Finland is working with more than 30 Finnish tech companies and universities to promote open roles to foreign workers. A preview of the job openings being promoted under the program includes roles with Oura Health (the company behind the Oura Ring), quantum computing firm QMill, and Aalto University.

Lindeman said Americans interested in working in Finland should consider reaching out to companies or universities, even if no open roles are listed, as some employers are open to creating positions for the right candidate. While the campaign emphasizes the US, it also targets talent from India, Brazil, and other parts of Europe.

Once candidates receive a job offer, they can apply for a specialist visa through Finland’s Fast Track program. Approved applicants can receive a work-residence permit in as little as two weeks, with processing times averaging about 10 days, Lindeman said.

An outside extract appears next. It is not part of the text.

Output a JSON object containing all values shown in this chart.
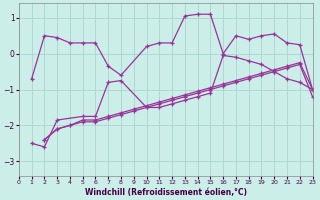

Finland also offers integration programs to help newcomers settle in, and spouses of workers on specialist visas are eligible for work permits, she added.

Government data suggests interest from Americans is already rising. Finland granted 60 specialist residence permits to US citizens in 2024 and 85 in 2025, according to Finnish immigration statistics. The number of residence permits granted to US researchers also increased, from 35 in 2024 to 46 in 2025.


Helsinki skyline

Jordan Blake Banks, an American living in Helsinki, said Finland has a great work-life balance.

Vladislav Zolotov/Getty Images



Finland is known for a culture of work-life balance

Jordan Blake Banks, an American who moved to Finland in 2019 to pursue a master’s degree through the Fulbright program, said the country offers plenty of benefits, from its forests to its emphasis on work-life balance. After finishing her degree, Banks stayed in Finland and eventually landed a job as a sustainability consultant at Deloitte in Helsinki.

“The general idea is that the company and the colleagues respect you as a person, and that you can have your free and personal time,” she said, adding parents regularly leave work during the day for family obligations without stigma. Many Finns also take about a month of vacation during the summer, along with time off in the winter.

Banks said salaries in Finland tend to be lower than in comparable roles in the US, but she thinks the gap is offset by more affordable essential services, including healthcare, education, and childcare.

While learning Finnish isn’t necessary for working in the country — Lindeman said English is widely used in the tech industry, and about 80% of Finns speak fluent English — Banks said not knowing the language can feel isolating in everyday life.

She enrolled in a four-month integration program run by the city, where she learned the language and eventually passed the national exam required to become a Finnish citizen. Banks also met her now-wife while living in Finland.

One cultural adjustment of living in Finland, she said, has been that the people tend to be more reserved than Americans. “If you’re coming from a very friendly culture or a very warm culture, I think that could be a shock,” she said, adding she’d been able to use that to her advantage.

Banks said speaking up helped her land a paid research position at her university. “I was willing to make contact and be the brave American willing to ask for things,” she said.